Daisy is one of Marc Jacobs’ most popular lines, and the brand is very active on Facebook and Twitter.  Check out how they promoted the pop-up shop on the streets of NYC.

But, why would a brand give away so much product for free?  Well, by using social currency, the brand is gaining something that is extraordinarily valuable: word of mouth (WOM.)  It’s such a crucial part of maintaining a successful brand that, in fact, 2 out of 3 marketers say it is actually more effective than traditional marketing.  Marc Jacobs could have produced some commercials, put some print advertisements in a magazine, but instead, they created these pop-up shops that improved their social media impressions and garnered media attention from sites like Mashable, Forbes, and more. 

This idea of social currency, however, is not entirely new.

Kellogg’s opened up a Tweet Shop in London back in 2012 during Social Media Week, where consumers exchanged tweets for 100-calorie snacks!  This gave consumers the chance to actually get their hands on the product and encouraged them to share their thoughts on the brand with family and friends.


But even before that, the book “Oh My God What Happened and What Should I Do” had the idea to start a campaign called “free-for-a-share,”where they gave free downloads to individuals who tweeted about the book.  The idea earned them a CyberLion at Cannes and you can still go to the website to download a free copy of the digital marketing book (only if you tweet about it though!)


So, what is the future of social currency?

While social currency is awesome, don’t expect it to replace actual money.  After all, businesses need to make a profit.
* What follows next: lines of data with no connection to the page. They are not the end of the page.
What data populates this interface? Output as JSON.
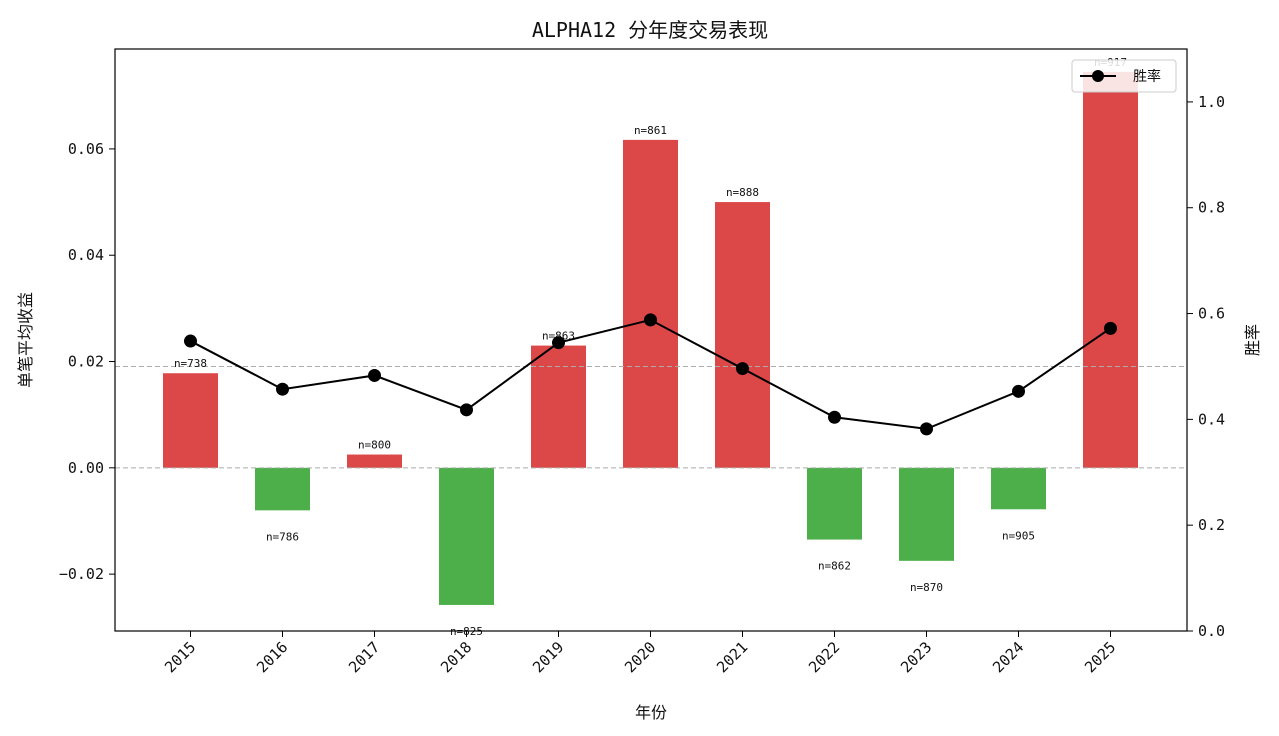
{
  "chart_data": {
    "type": "bar",
    "title": "ALPHA12 分年度交易表现",
    "xlabel": "年份",
    "ylabel": "单笔平均收益",
    "y2label": "胜率",
    "categories": [
      "2015",
      "2016",
      "2017",
      "2018",
      "2019",
      "2020",
      "2021",
      "2022",
      "2023",
      "2024",
      "2025"
    ],
    "series": [
      {
        "kind": "bar",
        "values": [
          0.0178,
          -0.008,
          0.0025,
          -0.0258,
          0.023,
          0.0617,
          0.05,
          -0.0135,
          -0.0175,
          -0.0078,
          0.0745
        ],
        "labels": [
          "n=738",
          "n=786",
          "n=800",
          "n=825",
          "n=863",
          "n=861",
          "n=888",
          "n=862",
          "n=870",
          "n=905",
          "n=917"
        ],
        "color_positive": "#dc4848",
        "color_negative": "#4daf4a"
      },
      {
        "kind": "line",
        "name": "胜率",
        "axis": "right",
        "values": [
          0.548,
          0.457,
          0.483,
          0.418,
          0.545,
          0.588,
          0.496,
          0.404,
          0.382,
          0.453,
          0.572
        ],
        "color": "#000000"
      }
    ],
    "ylim": [
      -0.0307,
      0.0788
    ],
    "yticks": [
      -0.02,
      0.0,
      0.02,
      0.04,
      0.06
    ],
    "ytick_labels": [
      "−0.02",
      "0.00",
      "0.02",
      "0.04",
      "0.06"
    ],
    "y2lim": [
      0.0,
      1.1
    ],
    "y2ticks": [
      0.0,
      0.2,
      0.4,
      0.6,
      0.8,
      1.0
    ],
    "y2tick_labels": [
      "0.0",
      "0.2",
      "0.4",
      "0.6",
      "0.8",
      "1.0"
    ],
    "reference_lines": [
      0.0,
      0.5
    ],
    "legend_position": "top-right",
    "grid": false
  }
}
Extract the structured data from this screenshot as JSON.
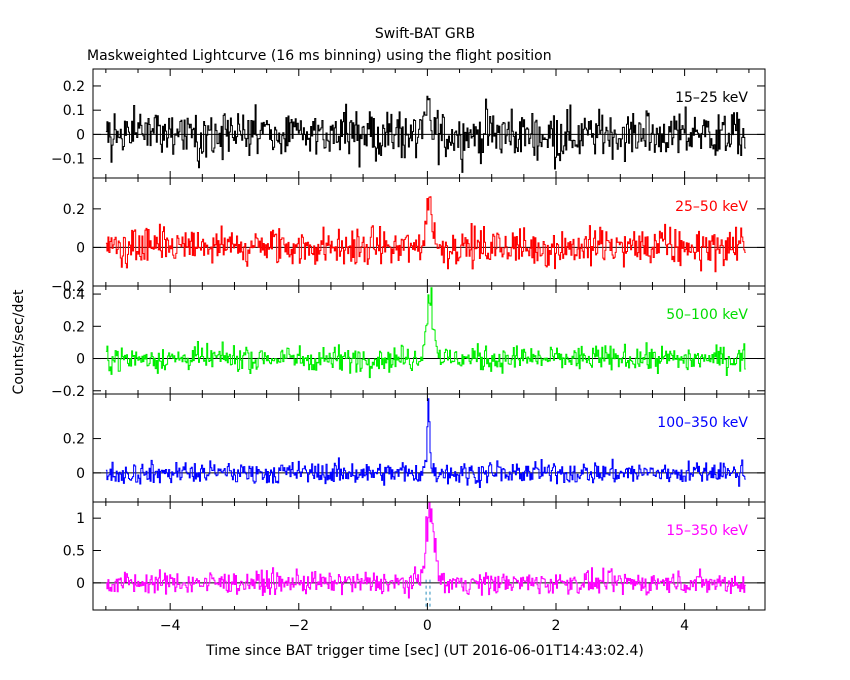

The examples here show that, for brands to try to use social currency to gain social media impression, they need to be well-established with loyal customers and a strong social media/online presence.  The items that are given away need to be small and low-price, yet significant, and should only be available for a tweet for a limited amount of time, in order to spark a sense of exclusivity and urgency.

I expect we’ll see more of these one-time, short-term “free-for-a-share” campaigns from brands in the upcoming years.